Boone was a fabulous hunter and explorer, and a “white Indian,” perhaps happiest when he found a place as the captive, adopted son of a chief who was trying to prevent the white settlement of Kentucky. Hawley takes us intimately into the life-and-death survival of people pushing away from security and into Indian lands, despite sense and treaties, just before and into the War of Independence.
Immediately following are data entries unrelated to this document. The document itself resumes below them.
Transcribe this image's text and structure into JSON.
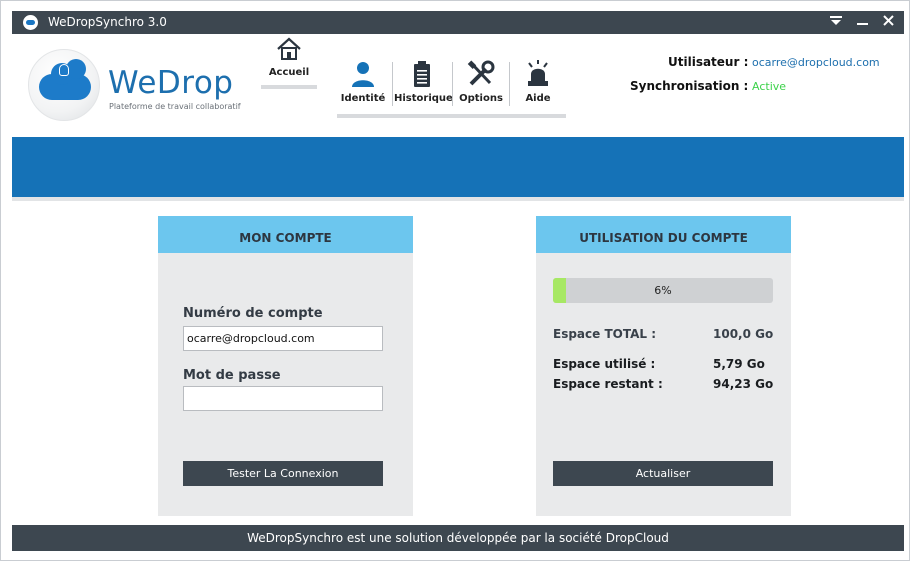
{
  "window": {
    "title": "WeDropSynchro 3.0"
  },
  "brand": {
    "name": "WeDrop",
    "tagline": "Plateforme de travail collaboratif"
  },
  "nav": {
    "home": {
      "label": "Accueil",
      "icon": "home-icon"
    },
    "items": [
      {
        "label": "Identité",
        "icon": "user-icon"
      },
      {
        "label": "Historique",
        "icon": "clipboard-icon"
      },
      {
        "label": "Options",
        "icon": "tools-icon"
      },
      {
        "label": "Aide",
        "icon": "siren-icon"
      }
    ]
  },
  "user": {
    "user_label": "Utilisateur :",
    "user_value": "ocarre@dropcloud.com",
    "sync_label": "Synchronisation :",
    "sync_value": "Active"
  },
  "account_panel": {
    "title": "MON COMPTE",
    "account_label": "Numéro de compte",
    "account_value": "ocarre@dropcloud.com",
    "password_label": "Mot de passe",
    "password_value": "",
    "test_button": "Tester La Connexion"
  },
  "usage_panel": {
    "title": "UTILISATION DU COMPTE",
    "progress_percent": 6,
    "progress_text": "6%",
    "total_label": "Espace TOTAL :",
    "total_value": "100,0 Go",
    "used_label": "Espace utilisé :",
    "used_value": "5,79 Go",
    "remaining_label": "Espace restant :",
    "remaining_value": "94,23 Go",
    "refresh_button": "Actualiser"
  },
  "footer": {
    "text": "WeDropSynchro est une solution développée par la société DropCloud"
  },
  "colors": {
    "titlebar": "#3d4750",
    "accent_blue": "#1572b7",
    "panel_header": "#6cc6ee",
    "link_blue": "#1d6fae",
    "status_active": "#3cd24a",
    "progress_fill": "#a7e864"
  }
}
The love story between Boone and his wife, Rebecca, is rich and tangled, but mostly it’s Boone who fascinates, pushing into places where he imagines he can create a new “clean” world, only to find death and trouble and complication. He is a fabulous character, unrivaled in North American literature, and a prime candidate for the tall tale. The storytelling is taut and expert, the descriptions rich and powerful, the prose full of feeling, but Boone is what drives this outstanding debut.
PUBLISHERS WEEKLY
This historical fiction debut is a quiet, sweeping story about the life of mythic frontiersman Daniel Boone. Told entirely from the perspective of Boone himself, the book meanders through his early childhood, sharing formative moments such as his joy for the first gun he owned and his brother Isaiah teaching him to hunt, and his family's exile from their religious community in Exeter, N.H. From there, the reader follows Boone on his peripatetic adventures as he pushes westward, searching for paradise. Though Boone does marry and start a family, he can't be tied down and has a constant itch to carry on his search for heaven on earth. Adventure is both wondrous and tragic for Boone, who sees his first herd of buffalo and traverses the beautiful, untouched land of Kentucky but also has multiple run-ins with the Shawnee and grieves the deaths of loved ones. The narrative is carried by the strong, poetic voice, which at times is as hard to pin down as the man himself. Boone's ghosts of both people and places follow and haunt him despite his attempts to shake them off through almost constant exploration into the unknown. Hawley's marvelous book shines light on a figure that has become more legend than man, sharing an intimate and raw portrayal of Boone that rings true.